Java and Security Configuration

Transformer includes several advanced properties that you can modify to customize the following areas:

Java Configuration Options

You define the Java configuration options in the deployment.

In Control Hub, edit the deployment. In the Configure Engine section, click Advanced Configuration. Then, click Java Configuration.

When defining Java configuration options, avoid defining duplicate options. If you do define duplicates, the last option passed to the JVM usually takes precedence.

Java Heap Size

Modify the Transformer Java heap size as necessary, based on the resources available. By default, Transformer uses 50 percent of the available memory as the Java heap size. In most cases, the default percentage value is sufficient.

The Java heap size determines the heap size allocated to Transformer and affects the amount of memory Transformer can use when it runs a pipeline. For example, with a heap size of 2048 MB, you can configure a pipeline to use up to 65% - that's 1331 MB of memory.

To modify the Java heap size, first select the JVM memory strategy to use:
  • Percentage - For a tarball installation, allocates a percentage of the available memory on the host machine as the Java heap size. For a Docker image installation, allocates a percentage of the available memory in the Docker container as the Java heap size.
  • Absolute - Allocates an absolute number in megabytes as the Java heap size.

Based on your selection, configure the minimum and maximum Java heap size in percentage or in an absolute value in megabytes.
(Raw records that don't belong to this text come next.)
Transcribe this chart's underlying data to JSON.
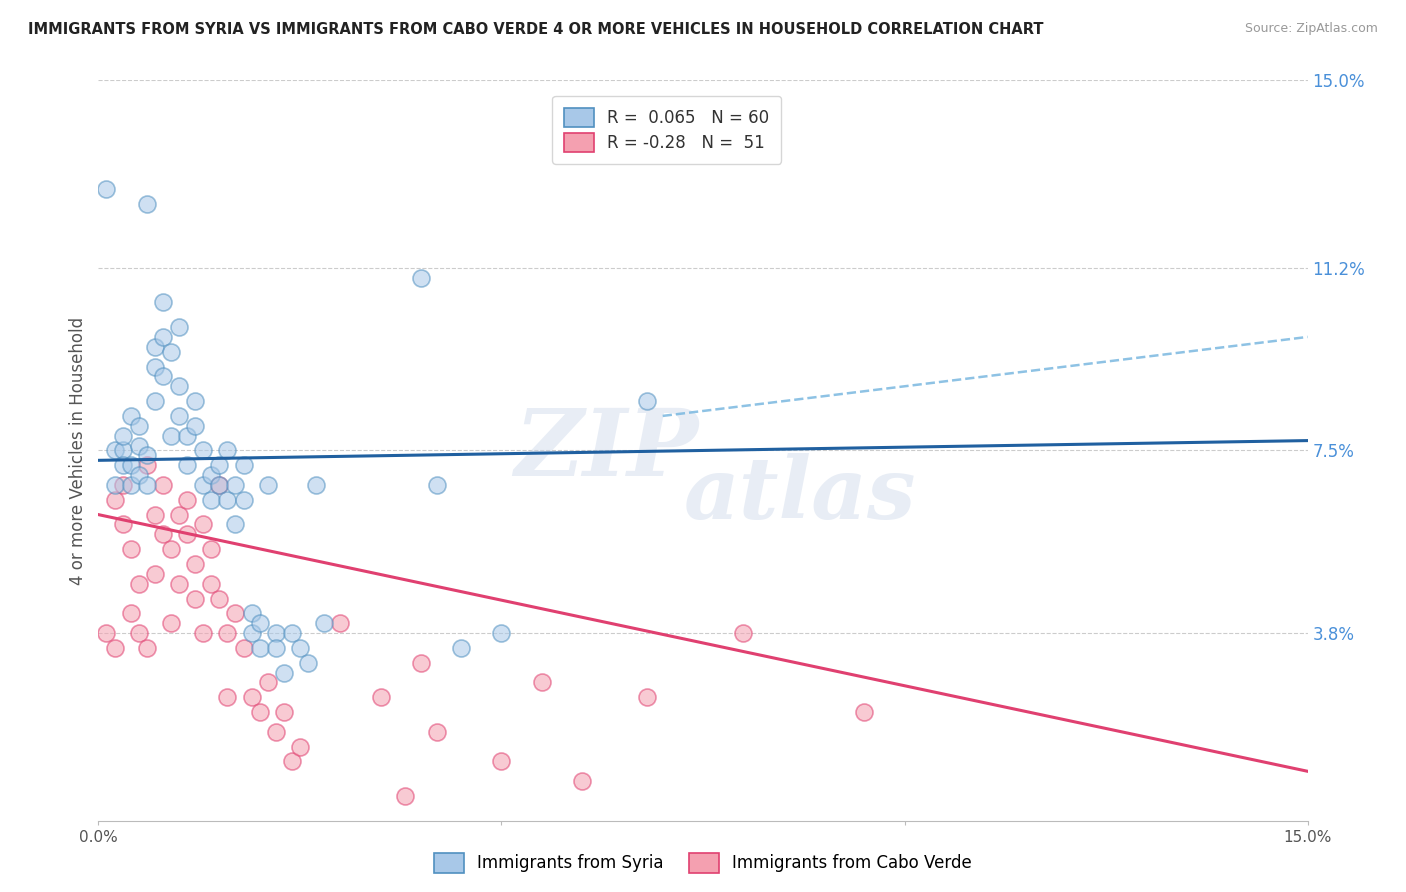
{
  "title": "IMMIGRANTS FROM SYRIA VS IMMIGRANTS FROM CABO VERDE 4 OR MORE VEHICLES IN HOUSEHOLD CORRELATION CHART",
  "source": "Source: ZipAtlas.com",
  "ylabel": "4 or more Vehicles in Household",
  "xlim": [
    0.0,
    0.15
  ],
  "ylim": [
    0.0,
    0.15
  ],
  "grid_color": "#cccccc",
  "background_color": "#ffffff",
  "syria_color": "#a8c8e8",
  "cabo_verde_color": "#f4a0b0",
  "syria_R": 0.065,
  "syria_N": 60,
  "cabo_verde_R": -0.28,
  "cabo_verde_N": 51,
  "syria_line_color": "#2060a0",
  "cabo_verde_line_color": "#e04070",
  "syria_line_start_y": 0.073,
  "syria_line_end_y": 0.077,
  "cabo_verde_line_start_y": 0.062,
  "cabo_verde_line_end_y": 0.01,
  "dashed_line_start_x": 0.07,
  "dashed_line_start_y": 0.082,
  "dashed_line_end_x": 0.15,
  "dashed_line_end_y": 0.098,
  "syria_scatter_x": [
    0.001,
    0.002,
    0.002,
    0.003,
    0.003,
    0.003,
    0.004,
    0.004,
    0.004,
    0.005,
    0.005,
    0.005,
    0.006,
    0.006,
    0.006,
    0.007,
    0.007,
    0.007,
    0.008,
    0.008,
    0.008,
    0.009,
    0.009,
    0.01,
    0.01,
    0.01,
    0.011,
    0.011,
    0.012,
    0.012,
    0.013,
    0.013,
    0.014,
    0.014,
    0.015,
    0.015,
    0.016,
    0.016,
    0.017,
    0.017,
    0.018,
    0.018,
    0.019,
    0.019,
    0.02,
    0.02,
    0.021,
    0.022,
    0.022,
    0.023,
    0.024,
    0.025,
    0.026,
    0.027,
    0.028,
    0.04,
    0.042,
    0.045,
    0.05,
    0.068
  ],
  "syria_scatter_y": [
    0.128,
    0.075,
    0.068,
    0.075,
    0.072,
    0.078,
    0.082,
    0.068,
    0.072,
    0.076,
    0.08,
    0.07,
    0.074,
    0.068,
    0.125,
    0.092,
    0.085,
    0.096,
    0.098,
    0.105,
    0.09,
    0.095,
    0.078,
    0.1,
    0.088,
    0.082,
    0.078,
    0.072,
    0.08,
    0.085,
    0.068,
    0.075,
    0.07,
    0.065,
    0.072,
    0.068,
    0.065,
    0.075,
    0.068,
    0.06,
    0.072,
    0.065,
    0.038,
    0.042,
    0.035,
    0.04,
    0.068,
    0.038,
    0.035,
    0.03,
    0.038,
    0.035,
    0.032,
    0.068,
    0.04,
    0.11,
    0.068,
    0.035,
    0.038,
    0.085
  ],
  "cabo_verde_scatter_x": [
    0.001,
    0.002,
    0.002,
    0.003,
    0.003,
    0.004,
    0.004,
    0.005,
    0.005,
    0.006,
    0.006,
    0.007,
    0.007,
    0.008,
    0.008,
    0.009,
    0.009,
    0.01,
    0.01,
    0.011,
    0.011,
    0.012,
    0.012,
    0.013,
    0.013,
    0.014,
    0.014,
    0.015,
    0.015,
    0.016,
    0.016,
    0.017,
    0.018,
    0.019,
    0.02,
    0.021,
    0.022,
    0.023,
    0.024,
    0.025,
    0.03,
    0.035,
    0.038,
    0.04,
    0.042,
    0.05,
    0.055,
    0.06,
    0.068,
    0.08,
    0.095
  ],
  "cabo_verde_scatter_y": [
    0.038,
    0.065,
    0.035,
    0.06,
    0.068,
    0.055,
    0.042,
    0.048,
    0.038,
    0.072,
    0.035,
    0.062,
    0.05,
    0.068,
    0.058,
    0.055,
    0.04,
    0.062,
    0.048,
    0.058,
    0.065,
    0.052,
    0.045,
    0.06,
    0.038,
    0.055,
    0.048,
    0.068,
    0.045,
    0.038,
    0.025,
    0.042,
    0.035,
    0.025,
    0.022,
    0.028,
    0.018,
    0.022,
    0.012,
    0.015,
    0.04,
    0.025,
    0.005,
    0.032,
    0.018,
    0.012,
    0.028,
    0.008,
    0.025,
    0.038,
    0.022
  ],
  "watermark_line1": "ZIP",
  "watermark_line2": "atlas"
}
To avoid constant recalculation of the allocated heap size, set both the minimum and maximum properties to the same value.

Consider the following guidelines when you define the heap size:
  • Transformer requires a heap size of at least 1024 MB to run. As a result, the engine always uses a minimum of 1024 MB for the heap size, regardless of the configured size.
  • By default, Java 8 and Java 11 enable the UseCompressedOops option, which allows a maximum of 32 GB of heap size regardless of the configured size. To allocate more than 32 GB, disable the option by adding the following Java option to the Java Options property in the Java configuration properties:

    -XX:-UseCompressedOops

  • In the pipeline properties, you can use the jvm:maxMemoryMB() function to help define the percentage of the heap size the pipeline uses.

Remote Debugging

You can enable remote debugging to debug a Transformer instance running on a remote machine.

Enable remote debugging by modifying the Java Options property in the Java configuration properties. Add the following debugging options to the property, where port_number is an open port number on the remote machine running Transformer:

-Xdebug -Xrunjdwp:server=y,transport=dt_socket,address=<port_number>,suspend=n

For example, to debug Transformer on a remote machine using port number 2005, define the Java options as follows:

-Xdebug -Xrunjdwp:server=y,transport=dt_socket,address=2005,suspend=n

Garbage Collector

You can define the Java garbage collector that Transformer uses. The default garbage collector depends on the Java version installed on the Transformer machine:
  • Java 8 - Default is the Concurrent Mark Sweep (CMS) garbage collector.
  • Java 11 or later - Default is the G1 garbage collector.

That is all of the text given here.